O filósofo romeno Emil Cioran, agnóstico, pessimista e cético, tinha alguma esperança em Bach e na sua música. “A música de Bach é o único argumento que prova que a criação do universo não pode ser vista como um grande erro”, escreveu o niilista radicado em França. Lembrei-me de Cioran e da sexta via para Deus (São Tomás de Aquino tinha cinco vias; Bach é a sexta) ao ler a entrevista do músico Mário Laginha no Expresso do último fim de semana. “Como não acredito em Deus, Bach para mim simboliza a eternidade”, disse.
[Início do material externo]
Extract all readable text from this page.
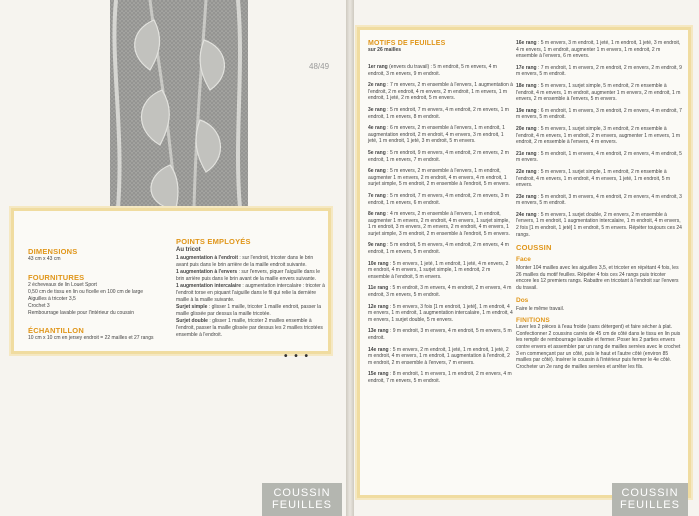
48/49
DIMENSIONS
43 cm x 43 cm
FOURNITURES
2 écheveaux de lin Louet Sport
0,50 cm de tissu en lin ou ficelle en 100 cm de large
Aiguilles à tricoter 3,5
Crochet 3
Rembourrage lavable pour l'intérieur du coussin
ÉCHANTILLON
10 cm x 10 cm en jersey endroit = 22 mailles et 27 rangs
POINTS EMPLOYÉS
Au tricot
1 augmentation à l'endroit : sur l'endroit, tricoter dans le brin avant puis dans le brin arrière de la maille endroit suivante.
1 augmentation à l'envers : sur l'envers, piquer l'aiguille dans le brin arrière puis dans le brin avant de la maille envers suivante.
1 augmentation intercalaire : augmentation intercalaire : tricoter à l'endroit torse en piquant l'aiguille dans le fil qui relie la dernière maille à la maille suivante.
Surjet simple : glisser 1 maille, tricoter 1 maille endroit, passer la maille glissée par dessus la maille tricotée.
Surjet double : glisser 1 maille, tricoter 2 mailles ensemble à l'endroit, passer la maille glissée par dessus les 2 mailles tricotées ensemble à l'endroit.
• • •
COUSSIN
FEUILLES
MOTIFS DE FEUILLES
sur 26 mailles
1er rang (envers du travail) : 5 m endroit, 5 m envers, 4 m endroit, 3 m envers, 9 m endroit.
2e rang : 7 m envers, 2 m ensemble à l'envers, 1 augmentation à l'endroit, 2 m endroit, 4 m envers, 2 m endroit, 1 m envers, 1 m endroit, 1 jeté, 2 m endroit, 5 m envers.
3e rang : 5 m endroit, 7 m envers, 4 m endroit, 2 m envers, 1 m endroit, 1 m envers, 8 m endroit.
4e rang : 6 m envers, 2 m ensemble à l'envers, 1 m endroit, 1 augmentation endroit, 2 m endroit, 4 m envers, 3 m endroit, 1 jeté, 1 m endroit, 1 jeté, 3 m endroit, 5 m envers.
5e rang : 5 m endroit, 9 m envers, 4 m endroit, 2 m envers, 2 m endroit, 1 m envers, 7 m endroit.
6e rang : 5 m envers, 2 m ensemble à l'envers, 1 m endroit, augmenter 1 m envers, 2 m endroit, 4 m envers, 4 m endroit, 1 surjet simple, 5 m endroit, 2 m ensemble à l'endroit, 5 m envers.
7e rang : 5 m endroit, 7 m envers, 4 m endroit, 2 m envers, 3 m endroit, 1 m envers, 6 m endroit.
8e rang : 4 m envers, 2 m ensemble à l'envers, 1 m endroit, augmenter 1 m envers, 2 m endroit, 4 m envers, 1 surjet simple, 1 m endroit, 3 m envers, 2 m envers, 2 m endroit, 4 m envers, 1 surjet simple, 3 m endroit, 2 m ensemble à l'endroit, 5 m envers.
9e rang : 5 m endroit, 5 m envers, 4 m endroit, 2 m envers, 4 m endroit, 1 m envers, 5 m endroit.
10e rang : 5 m envers, 1 jeté, 1 m endroit, 1 jeté, 4 m envers, 2 m endroit, 4 m envers, 1 surjet simple, 1 m endroit, 2 m ensemble à l'endroit, 5 m envers.
11e rang : 5 m endroit, 3 m envers, 4 m endroit, 2 m envers, 4 m endroit, 3 m envers, 5 m endroit.
12e rang : 5 m envers, 3 fois [1 m endroit, 1 jeté], 1 m endroit, 4 m envers, 1 m endroit, 1 augmentation intercalaire, 1 m endroit, 4 m envers, 1 surjet double, 5 m envers.
13e rang : 9 m endroit, 3 m envers, 4 m endroit, 5 m envers, 5 m endroit.
14e rang : 5 m envers, 2 m endroit, 1 jeté, 1 m endroit, 1 jeté, 2 m endroit, 4 m envers, 1 m endroit, 1 augmentation à l'endroit, 2 m endroit, 2 m ensemble à l'envers, 7 m envers.
15e rang : 8 m endroit, 1 m envers, 1 m endroit, 2 m envers, 4 m endroit, 7 m envers, 5 m endroit.
16e rang : 5 m envers, 3 m endroit, 1 jeté, 1 m endroit, 1 jeté, 3 m endroit, 4 m envers, 1 m endroit, augmenter 1 m envers, 1 m endroit, 2 m ensemble à l'envers, 6 m envers.
17e rang : 7 m endroit, 1 m envers, 2 m endroit, 2 m envers, 2 m endroit, 9 m envers, 5 m endroit.
18e rang : 5 m envers, 1 surjet simple, 5 m endroit, 2 m ensemble à l'endroit, 4 m envers, 1 m endroit, augmenter 1 m envers, 2 m endroit, 1 m envers, 2 m ensemble à l'envers, 5 m envers.
19e rang : 6 m endroit, 1 m envers, 3 m endroit, 2 m envers, 4 m endroit, 7 m envers, 5 m endroit.
20e rang : 5 m envers, 1 surjet simple, 3 m endroit, 2 m ensemble à l'endroit, 4 m envers, 1 m endroit, 2 m envers, augmenter 1 m envers, 1 m endroit, 2 m ensemble à l'envers, 4 m envers.
21e rang : 5 m endroit, 1 m envers, 4 m endroit, 2 m envers, 4 m endroit, 5 m envers.
22e rang : 5 m envers, 1 surjet simple, 1 m endroit, 2 m ensemble à l'endroit, 4 m envers, 1 m endroit, 4 m envers, 1 jeté, 1 m endroit, 5 m envers.
23e rang : 5 m endroit, 3 m envers, 4 m endroit, 2 m envers, 4 m endroit, 3 m envers, 5 m endroit.
24e rang : 5 m envers, 1 surjet double, 2 m envers, 2 m ensemble à l'envers, 1 m endroit, 1 augmentation intercalaire, 1 m endroit, 4 m envers, 2 fois [1 m endroit, 1 jeté] 1 m endroit, 5 m envers. Répéter toujours ces 24 rangs.
COUSSIN
Face
Monter 104 mailles avec les aiguilles 3,5, et tricoter en répétant 4 fois, les 26 mailles du motif feuilles. Répéter 4 fois ces 24 rangs puis tricoter encore les 12 premiers rangs. Rabattre en tricotant à l'endroit sur l'envers du travail.
Dos
Faire le même travail.
FINITIONS
Laver les 2 pièces à l'eau froide (sans détergent) et faire sécher à plat. Confectionner 2 coussins carrés de 45 cm de côté dans le tissu en lin puis les remplir de rembourrage lavable et fermer. Poser les 2 parties envers contre envers et assembler par un rang de mailles serrées avec le crochet 3 en commençant par un côté, puis le haut et l'autre côté (environ 85 mailles par côté). Insérer le coussin à l'intérieur puis fermer le 4e côté. Crocheter un 2e rang de mailles serrées et arrêter les fils.
COUSSIN
FEUILLES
Um dia, conta o músico lisboeta, ao ouvir as “Variações de Goldberg”, comentou a Pedro Burmester, que as interpretava ao piano: “Não acredito em Deus, mas se ele existe, pôs aqui mão”. Ao ouvir música de Bach, Mário Laginha interroga-se sobre “como é possível tanta inspiração, tanto talento”. “Se a ideia de Deus é a de algo que está acima de nós, Bach está acima de nós”. A ideia cristã de Deus não é só “algo” que está acima. Está também abaixo. Antes e depois. E fora e dentro. Mas fica a ideia da excecionalidade de Bach.